Wregas Bhanuteja mengaku bangga atas terpilihnya Para Perasuk di Sundance. Menurutnya, pencapaian ini menjadi momen penting dalam perjalanan kariernya sebagai sineas. “Saya sangat bersyukur bisa mendapatkan apresiasi seperti ini, benar-benar di luar dugaan,” ujarnya saat ditemui dalam sebuah konferensi pers.

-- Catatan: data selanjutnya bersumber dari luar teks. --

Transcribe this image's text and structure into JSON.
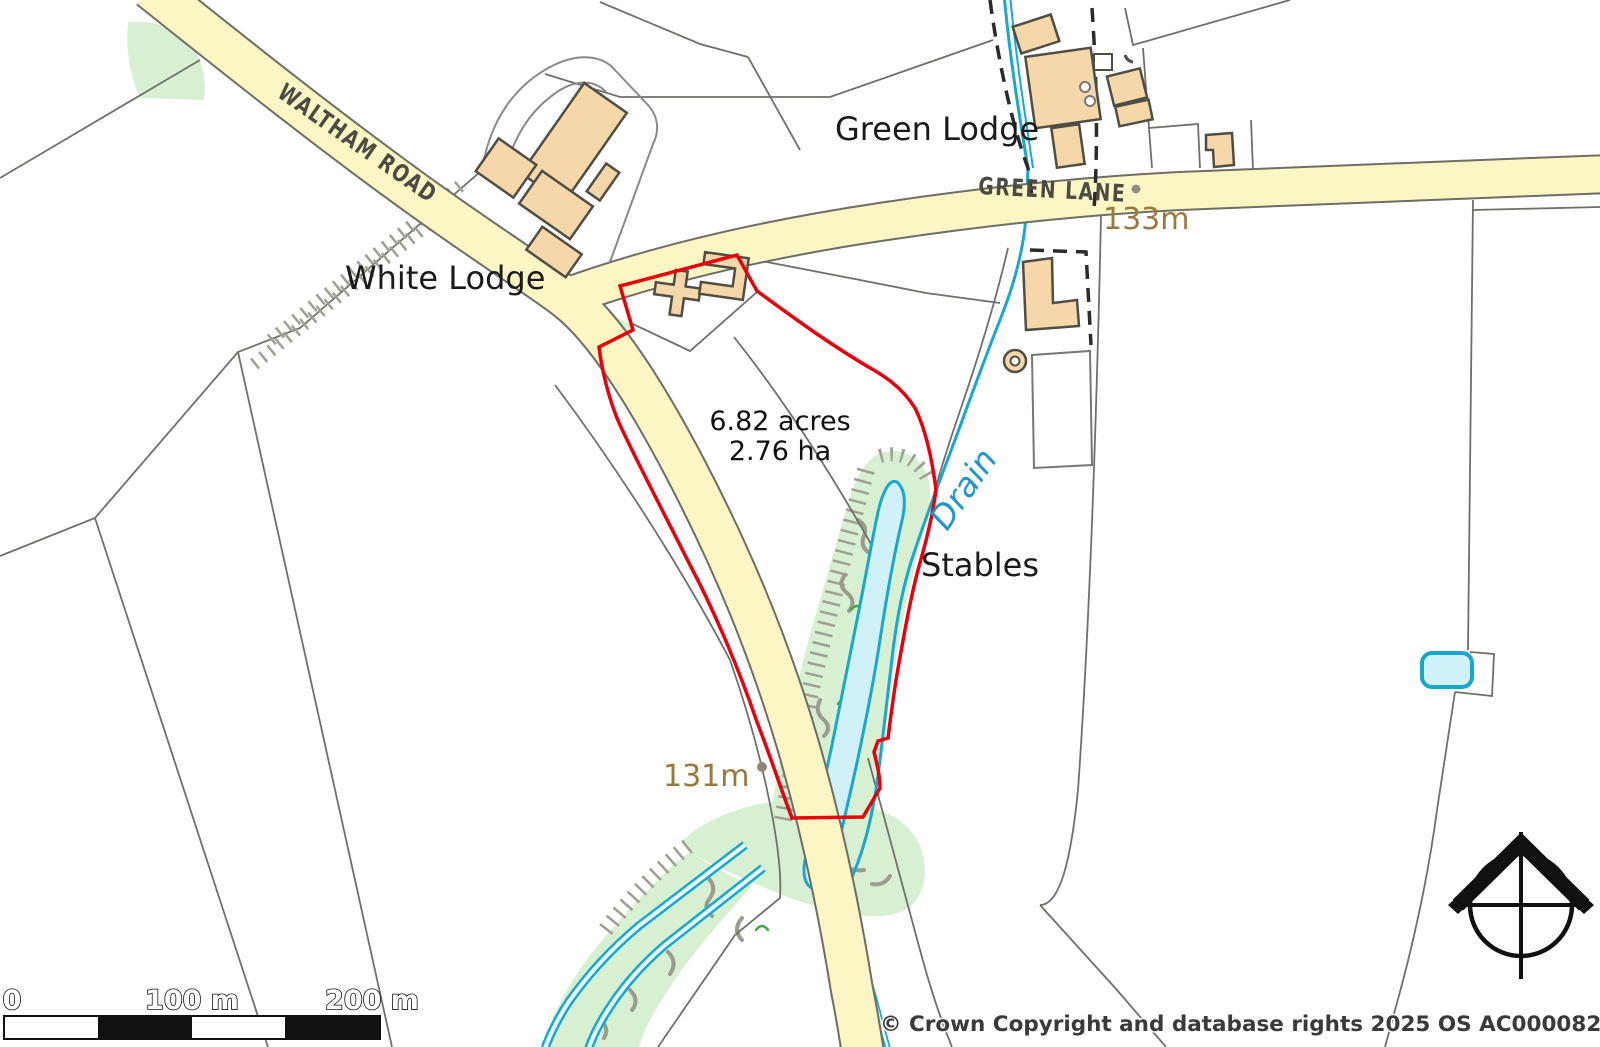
{
  "map": {
    "labels": {
      "waltham_road": "WALTHAM ROAD",
      "green_lane": "GREEN LANE",
      "white_lodge": "White Lodge",
      "green_lodge": "Green Lodge",
      "stables": "Stables",
      "drain": "Drain",
      "spot_height_133": "133m",
      "spot_height_131": "131m"
    },
    "parcel": {
      "area_acres": "6.82 acres",
      "area_hectares": "2.76 ha",
      "boundary_color": "#e8000d"
    },
    "scale_bar": {
      "labels": {
        "zero": "0",
        "mid": "100 m",
        "end": "200 m"
      }
    },
    "copyright": "© Crown Copyright and database rights 2025 OS AC0000829429",
    "icons": {
      "north_arrow": "north-arrow-icon"
    },
    "colors": {
      "road_fill": "#fbf6c3",
      "road_casing": "#6e6e66",
      "building_fill": "#f6d7a9",
      "building_stroke": "#4e4e44",
      "vegetation_green": "#d8f0d2",
      "water_fill": "#cff1f7",
      "water_stroke": "#18a8cc",
      "parcel_red": "#e8000d",
      "spot_height_text": "#9a7a3c",
      "drain_text": "#1e96ce",
      "road_text": "#4b4b44"
    }
  }
}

Kehadiran film ini diharapkan mampu memberikan dampak positif bagi perkembangan industri perfilman Indonesia sekaligus membawa cerita-cerita lokal ke panggung global. Melalui partisipasi di festival internasional seperti Sundance, Wregas berharap Para Perasuk dapat menampilkan kekayaan budaya Indonesia kepada audiens mancanegara serta menawarkan sudut pandang segar dalam ranah film drama internasional.

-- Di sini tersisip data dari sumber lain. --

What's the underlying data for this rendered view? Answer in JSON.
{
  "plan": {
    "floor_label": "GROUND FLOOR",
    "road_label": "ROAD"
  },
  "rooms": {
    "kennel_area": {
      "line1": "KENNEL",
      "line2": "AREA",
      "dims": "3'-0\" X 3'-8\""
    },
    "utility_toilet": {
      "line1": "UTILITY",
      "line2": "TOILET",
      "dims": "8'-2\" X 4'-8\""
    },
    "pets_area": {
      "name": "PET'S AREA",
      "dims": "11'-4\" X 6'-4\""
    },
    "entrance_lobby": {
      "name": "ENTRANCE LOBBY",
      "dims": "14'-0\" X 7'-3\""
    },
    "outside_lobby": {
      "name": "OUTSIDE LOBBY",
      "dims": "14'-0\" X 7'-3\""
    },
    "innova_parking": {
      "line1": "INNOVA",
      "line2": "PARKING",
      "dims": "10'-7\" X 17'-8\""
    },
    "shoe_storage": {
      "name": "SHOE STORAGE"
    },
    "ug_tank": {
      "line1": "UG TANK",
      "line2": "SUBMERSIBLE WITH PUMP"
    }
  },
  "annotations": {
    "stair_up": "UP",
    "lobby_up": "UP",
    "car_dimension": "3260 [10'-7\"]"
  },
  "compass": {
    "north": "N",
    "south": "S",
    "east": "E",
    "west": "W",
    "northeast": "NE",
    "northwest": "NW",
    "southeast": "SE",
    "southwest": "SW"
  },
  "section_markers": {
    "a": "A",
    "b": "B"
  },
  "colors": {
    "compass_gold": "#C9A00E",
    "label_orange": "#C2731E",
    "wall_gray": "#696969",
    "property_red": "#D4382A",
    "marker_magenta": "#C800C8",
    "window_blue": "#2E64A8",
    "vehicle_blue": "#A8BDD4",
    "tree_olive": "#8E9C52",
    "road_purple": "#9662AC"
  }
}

Sinopsis dan Karakter Utama
Kisah film ini berpusat di Desa Latas, sebuah desa rekaan yang memiliki tradisi khas berupa perayaan kerasukan. Bagi masyarakat setempat, kerasukan bukan hal yang ditakuti, melainkan dirayakan sebagai bagian dari pesta hiburan dengan tarian, musik, dan lantunan mantra. Dalam ritual tersebut, hadir sosok perasuk yang bertugas menyalurkan roh binatang ke dalam tubuh para pelamun, sebutan bagi warga yang mengikuti prosesi tersebut.

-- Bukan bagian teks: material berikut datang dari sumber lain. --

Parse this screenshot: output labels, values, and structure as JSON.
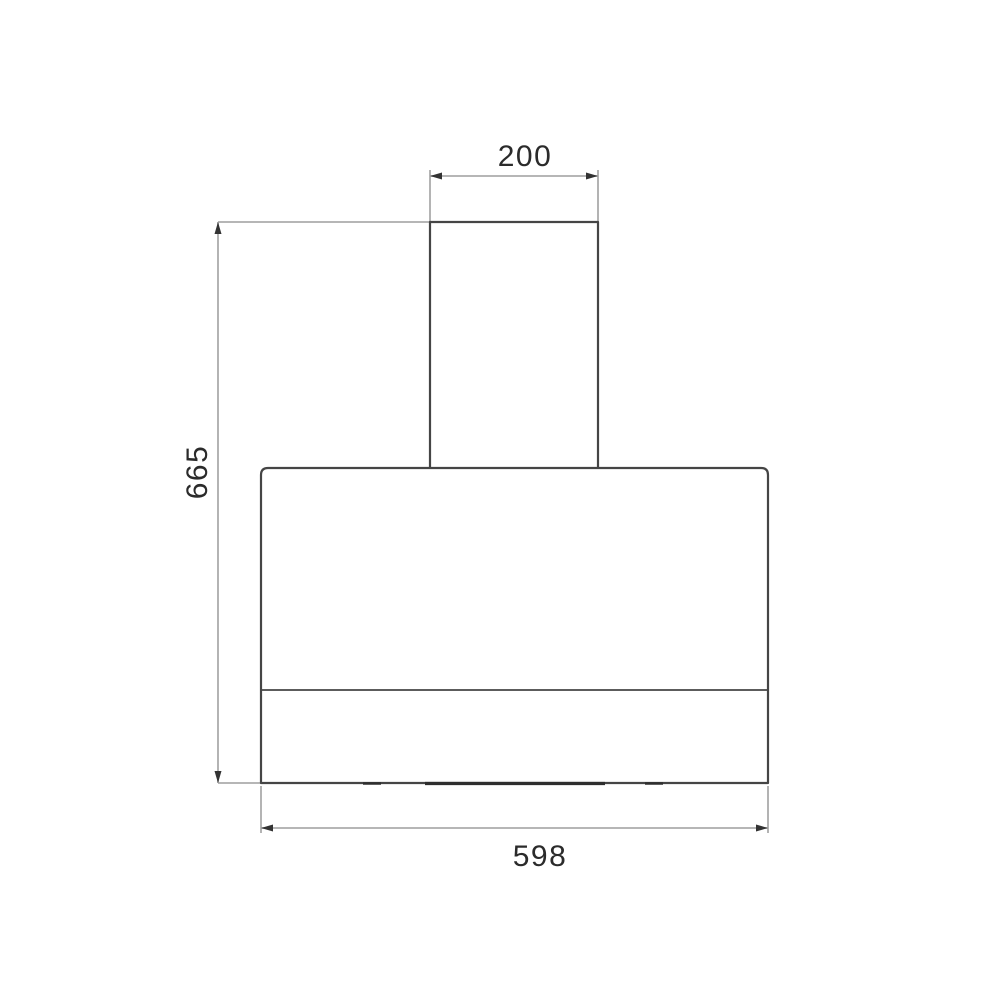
{
  "page": {
    "background_color": "#ffffff",
    "content": "technical dimension drawing of a wall-mounted cooker hood, front view"
  },
  "diagram": {
    "colors": {
      "product_outline": "#454545",
      "dimension_line": "#ababab",
      "arrowhead": "#333333",
      "label_text": "#2b2b2b"
    },
    "dimensions": {
      "chimney_width": {
        "value": "200",
        "position": "top"
      },
      "overall_height": {
        "value": "665",
        "position": "left"
      },
      "body_width": {
        "value": "598",
        "position": "bottom"
      }
    }
  }
}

Tokoh utama dalam film ini adalah Bayu yang diperankan oleh Angga Yunanda, seorang pemuda dengan impian menjadi perasuk. Ia memiliki rival bernama Ananto (Bryan Domani), serta sahabat setia Pawit (Chicco Kurniawan) yang selalu mendukung langkahnya. Sementara itu, Maudy Ayunda memerankan Laksmi, seorang pelamun yang kecanduan pengalaman kerasukan. Kehadiran berbagai roh binatang, mulai dari bulus hingga kerbau, menghadirkan sensasi kerasukan yang berbeda-beda dan membawa penonton ke dalam nuansa halusinatif yang magis.
Tema dan Pesan Film
Para Perasuk mengangkat tema kerasukan yang berakar kuat pada budaya lokal. Meski demikian, Wregas menegaskan bahwa film ini tidak semata-mata menonjolkan unsur horor, melainkan menyajikan kisah fiktif yang merefleksikan hubungan manusia dengan obsesi dan ambisi yang kerap mengalahkan kedekatan dengan orang-orang terdekat.
Melalui tema tersebut, Wregas mengajak penonton untuk melakukan perenungan. Ia menyampaikan, “Saat kita terlalu haus akan kekuasaan, pengakuan, atau kekuatan, sering kali kita lupa pada mereka yang sebenarnya peduli dan menyayangi kita.” Pesan ini menjadi ajakan agar penonton tetap menjaga kepekaan terhadap lingkungan sekitar sembari terus mengejar mimpi.